France: une stratégie à l'agonie
La France ne se retrouverait peut-être pas dans un tel pétrin si les derniers sondages, ceux parus le 3 octobre dans l’hebdomadaire Le Point, n’avaient pas donné Bruno Retailleau et son parti Les Républicains battus dès le premier tour de la présidentielle de 2027, ce, dans tous les cas de figure.

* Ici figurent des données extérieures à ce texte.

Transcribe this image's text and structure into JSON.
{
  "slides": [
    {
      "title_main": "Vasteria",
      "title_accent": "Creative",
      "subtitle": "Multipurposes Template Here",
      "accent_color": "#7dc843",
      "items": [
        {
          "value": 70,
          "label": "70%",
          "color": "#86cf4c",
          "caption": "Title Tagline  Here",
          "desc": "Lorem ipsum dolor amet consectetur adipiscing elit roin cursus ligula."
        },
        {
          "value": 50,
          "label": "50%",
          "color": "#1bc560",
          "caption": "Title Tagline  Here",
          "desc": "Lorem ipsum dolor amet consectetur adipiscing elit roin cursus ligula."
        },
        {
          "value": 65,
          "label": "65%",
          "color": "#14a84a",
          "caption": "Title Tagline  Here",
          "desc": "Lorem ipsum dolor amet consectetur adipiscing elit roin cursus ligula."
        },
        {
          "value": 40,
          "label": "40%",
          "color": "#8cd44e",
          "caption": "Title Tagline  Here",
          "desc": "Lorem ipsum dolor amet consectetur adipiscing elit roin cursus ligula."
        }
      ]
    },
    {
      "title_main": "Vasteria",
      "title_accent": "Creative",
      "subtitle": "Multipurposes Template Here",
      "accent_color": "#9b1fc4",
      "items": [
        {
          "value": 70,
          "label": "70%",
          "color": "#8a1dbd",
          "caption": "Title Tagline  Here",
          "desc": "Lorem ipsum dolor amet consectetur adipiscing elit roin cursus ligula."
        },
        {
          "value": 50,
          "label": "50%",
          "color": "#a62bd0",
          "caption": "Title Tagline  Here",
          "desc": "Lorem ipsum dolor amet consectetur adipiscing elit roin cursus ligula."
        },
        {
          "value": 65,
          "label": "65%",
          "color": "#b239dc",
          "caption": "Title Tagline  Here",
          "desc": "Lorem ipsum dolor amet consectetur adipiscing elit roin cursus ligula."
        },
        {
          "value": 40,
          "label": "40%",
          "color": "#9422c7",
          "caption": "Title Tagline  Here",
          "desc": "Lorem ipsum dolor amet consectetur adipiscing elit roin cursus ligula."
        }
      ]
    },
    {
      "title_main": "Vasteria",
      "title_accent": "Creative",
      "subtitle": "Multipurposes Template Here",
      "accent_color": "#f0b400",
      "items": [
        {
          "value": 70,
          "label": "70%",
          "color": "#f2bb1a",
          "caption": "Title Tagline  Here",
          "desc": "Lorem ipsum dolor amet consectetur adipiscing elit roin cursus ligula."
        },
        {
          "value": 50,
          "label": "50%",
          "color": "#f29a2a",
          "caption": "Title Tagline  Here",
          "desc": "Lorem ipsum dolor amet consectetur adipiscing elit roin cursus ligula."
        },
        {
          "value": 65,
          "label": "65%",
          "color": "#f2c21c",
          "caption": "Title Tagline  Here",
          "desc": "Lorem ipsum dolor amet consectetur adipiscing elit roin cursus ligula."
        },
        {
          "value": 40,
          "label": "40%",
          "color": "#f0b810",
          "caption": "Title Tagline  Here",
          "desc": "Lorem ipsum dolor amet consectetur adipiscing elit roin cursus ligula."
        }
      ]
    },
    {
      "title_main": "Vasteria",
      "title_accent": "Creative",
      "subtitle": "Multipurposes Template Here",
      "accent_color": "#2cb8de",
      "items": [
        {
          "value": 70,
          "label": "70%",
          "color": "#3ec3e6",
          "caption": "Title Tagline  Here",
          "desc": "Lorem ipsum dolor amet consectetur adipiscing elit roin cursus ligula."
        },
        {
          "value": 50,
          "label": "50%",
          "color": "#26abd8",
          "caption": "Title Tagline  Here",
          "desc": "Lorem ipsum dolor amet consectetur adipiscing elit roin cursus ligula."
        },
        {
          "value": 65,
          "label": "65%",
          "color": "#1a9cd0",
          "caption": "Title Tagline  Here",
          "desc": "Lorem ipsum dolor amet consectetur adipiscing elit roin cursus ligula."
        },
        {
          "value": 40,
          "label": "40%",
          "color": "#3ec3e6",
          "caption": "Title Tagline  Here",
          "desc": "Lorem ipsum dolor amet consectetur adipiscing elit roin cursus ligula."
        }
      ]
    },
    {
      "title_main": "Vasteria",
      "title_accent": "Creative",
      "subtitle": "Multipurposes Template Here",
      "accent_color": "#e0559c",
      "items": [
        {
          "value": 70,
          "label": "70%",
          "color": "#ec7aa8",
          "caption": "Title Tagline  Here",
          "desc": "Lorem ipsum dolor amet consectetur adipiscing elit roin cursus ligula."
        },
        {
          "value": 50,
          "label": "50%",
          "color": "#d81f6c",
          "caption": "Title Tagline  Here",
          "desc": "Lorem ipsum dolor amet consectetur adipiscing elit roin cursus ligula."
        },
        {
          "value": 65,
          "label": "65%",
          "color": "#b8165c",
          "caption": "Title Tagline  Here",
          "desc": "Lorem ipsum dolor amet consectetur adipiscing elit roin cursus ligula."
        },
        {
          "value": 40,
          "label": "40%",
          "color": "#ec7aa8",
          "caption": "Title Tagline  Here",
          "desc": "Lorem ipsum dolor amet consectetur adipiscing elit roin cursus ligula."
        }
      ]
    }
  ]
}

Qui sait si le ministre de l’Intérieur démissionnaire, estimant qu’il est encore temps d’arrêter l’hémorragie le vidant de ses dernières chances, n’a pas cherché un prétexte pour se retirer de cette machine à perdre qu’est le pouvoir macroniste. La nomination de Bruno Le Maire au ministère de la Défense, dont Bruno Retailleau n’avait pas été informé, un oubli entamant le lien de confiance avec l’éphémère premier ministre Sébastien Lecornu, a-t-il dit, le lui aura fourni.
Mais derrière ces enfantillages, la France est en crise démocratique comme jamais depuis l’entrée en vigueur en 1958 de la Ve République, qui devait la mettre à l’abri de l’instabilité institutionnelle. La voilà aujourd’hui empêtrée dans une tripartition faite de trois blocs dits irréconciliables: une gauche dominée par des idées radicales; un centre droit bourgeois; une puissante extrême droite incarnée par le Rassemblement national.
Folle dissolution
En germe depuis plusieurs années, cette configuration ingouvernable est la conséquence directe de la folle dissolution de l’Assemblée nationale de juin 2024, décidée par Emmanuel Macron suite aux élections européennes marquées par une bérézina de la liste présidentielle. Sauf que rien n’obligeait alors le chef de l’Etat à dissoudre. Il pouvait encore s’appuyer sur une forte majorité relative entre ses troupes et celles du parti Les Républicains. Mais il aura préféré jouer le destin de la démocratie française sur un coup de dés.
A y regarder de plus près, la tripartition est moins la cause de l’actuel blocage politique de la France que l’effet d’une lente et comme inexorable montée du Rassemblement national. Le RN – auparavant le Front national – est l’éléphant dans la pièce de la République française. L’ensemble du jeu démocratique est faussé depuis plus de vingt ans du fait de son omniprésence dans les élections et des incessants mots d’ordre appelant à lui opposer un «barrage républicain». Si bien que quantité d'électeurs votent «utile» et non selon leur réelle préférence dès les premiers tours de scrutins pour faire en sorte que l'extrême droite ne rafle la mise.
Un «barrage républicain» à l'agonie
Cela a mécaniquement fonctionné aux législatives anticipées de 2024, sans toutefois empêcher l’ingouvernabilité du pays. Il se dit que cela ne fonctionnera plus la fois suivante. D’où, sans doute, la décision de Bruno Retailleau de quitter le navire gouvernemental, non pour empêcher coûte que coûte une possible victoire du RN lors de prochaines échéances parlementaires, mais pour en atténuer la portée, quitte à ce que Les Républicains s’allient à l’extrême droite, «à la demande générale».
L'ascension du RN aura dans le même temps favorisé la progression d’un autre extrême, la gauche radicale emmenée par Jean-Luc Mélenchon, dont les attitudes et propos parfois outranciers rendent aujourd’hui LFI plus dangereux aux yeux des Français que le parti de Marine Le Pen.
Moralité: la stratégie d’endiguement de l’extrême droite, qui doit beaucoup à la mauvaise conscience née du passé collaborationniste de la France durant la Seconde Guerre mondiale, n’aura peut-être fait que retarder l’échéance, le RN s'attachant à se rendre plus respectable au fil des années.
«Capital identitaire»
Mais, là encore, ce sont moins les institutions qui font le succès de la droite dure, qu’une forme d’aspiration grandissante parmi les «peuples» européens, ne parlons même pas des Etats-Unis, à reconstituer un «capital identitaire» abîmé par la mondialisation, capital jugé d’autant plus atteint que les conditions de vie n’ont cessé de se durcir pour la classe moyenne.
Pour en revenir à la France, une telle évolution, dont le plus grand méfait est de désigner des boucs émissaires, serait certainement atténuée dans un système à la proportionnelle propice aux coalitions, comme on le voit en Italie. Dans un système majoritaire à deux tours, ou à un tour comme au Royaume-Uni où le parti du brexiter Nigel Farage caracole en tête des sondages, l’effet d’une victoire de l’extrême droite ou de ce qui en tient lieu en serait nettement accentué.